Le due tracce si chiamano The Worms Parte 1 e The Worms parte 2. L'unica cosa che possiamo dire è che il risultato è entusiasmante. Le due band affrontano questo brano attraverso il proprio stile ed il proprio gusto consegnandoci una canzone intensa e profonda che sembra vivere due esistenze parallele che condividono lo stesso destino.

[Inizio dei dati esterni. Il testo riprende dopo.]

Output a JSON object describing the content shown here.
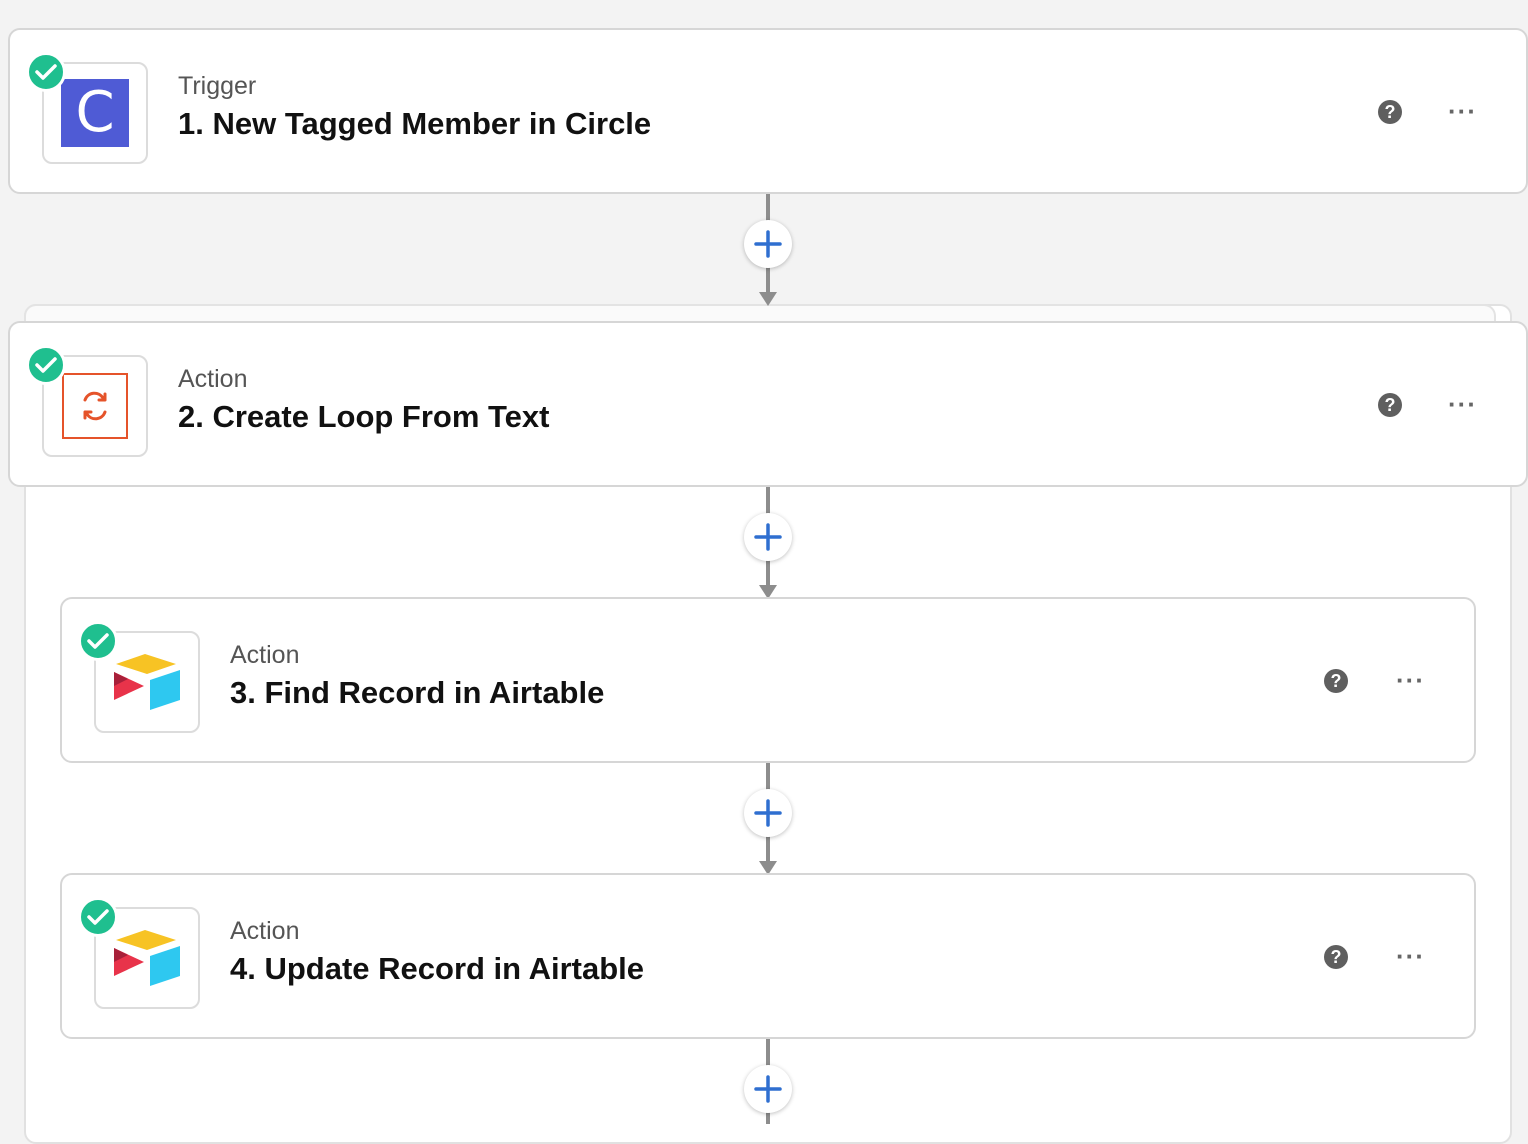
{
  "steps": [
    {
      "kind": "Trigger",
      "title": "1. New Tagged Member in Circle",
      "app_icon": "circle-app-icon",
      "status_icon": "check-icon"
    },
    {
      "kind": "Action",
      "title": "2. Create Loop From Text",
      "app_icon": "loop-app-icon",
      "status_icon": "check-icon"
    },
    {
      "kind": "Action",
      "title": "3. Find Record in Airtable",
      "app_icon": "airtable-app-icon",
      "status_icon": "check-icon"
    },
    {
      "kind": "Action",
      "title": "4. Update Record in Airtable",
      "app_icon": "airtable-app-icon",
      "status_icon": "check-icon"
    }
  ],
  "help_label": "?",
  "more_label": "···",
  "circle_letter": "C",
  "colors": {
    "check": "#1fbf8f",
    "circle_brand": "#4f5bd5",
    "loop_brand": "#e5532a",
    "plus": "#2f6fd0",
    "airtable_yellow": "#f7c324",
    "airtable_red": "#e8334a",
    "airtable_blue": "#2ec8f0"
  }
}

Entrambe le versioni si ispirano alle sonorità elettroniche in cui i synth e i ritmi martellanti dominano la scena. C'è un tocco retrò che permea queste due canzoni in cui è possibile comunque riscontrare echi più contemporanei. Il tema portante e la melodia della voce ovviamente sono uguali, quello che cambia è l'approccio al contesto musicale.
Nella prima versione abbiamo un tempo quasi dance di matrice anni '80 in cui spiccano dei suoni secchi e chitarre con una bella dose di tremolo. La seconda versione presenta invece suoni più grossi, bagnati di riverbero con un accompagnamento ritmico più ridondante. I suoni rimbombano come all'interno di una cattedrale rimbalzando da una parte all'altra. Quello che colpisce di questo esperimento è l'occasione di vedere come due band possano fornire due versioni sostanzialmente diverse dello stesso brano pur mantenendo intatto lo spirito della canzone che serpeggia malinconico ed introspettivo in entrambe le sue incarnazioni.
L'angosciante verso "Non ho mai chiesto di essere vivo, non ho mai chiesto di essere niente" rimbomba nelle nostre orecchie come un mantra disperato nascosto da un sottile black humor. Non riusciamo a determinare quale versione ci sia piaciuta maggiormente, ma è bello immaginarlo come un unico lungo brano.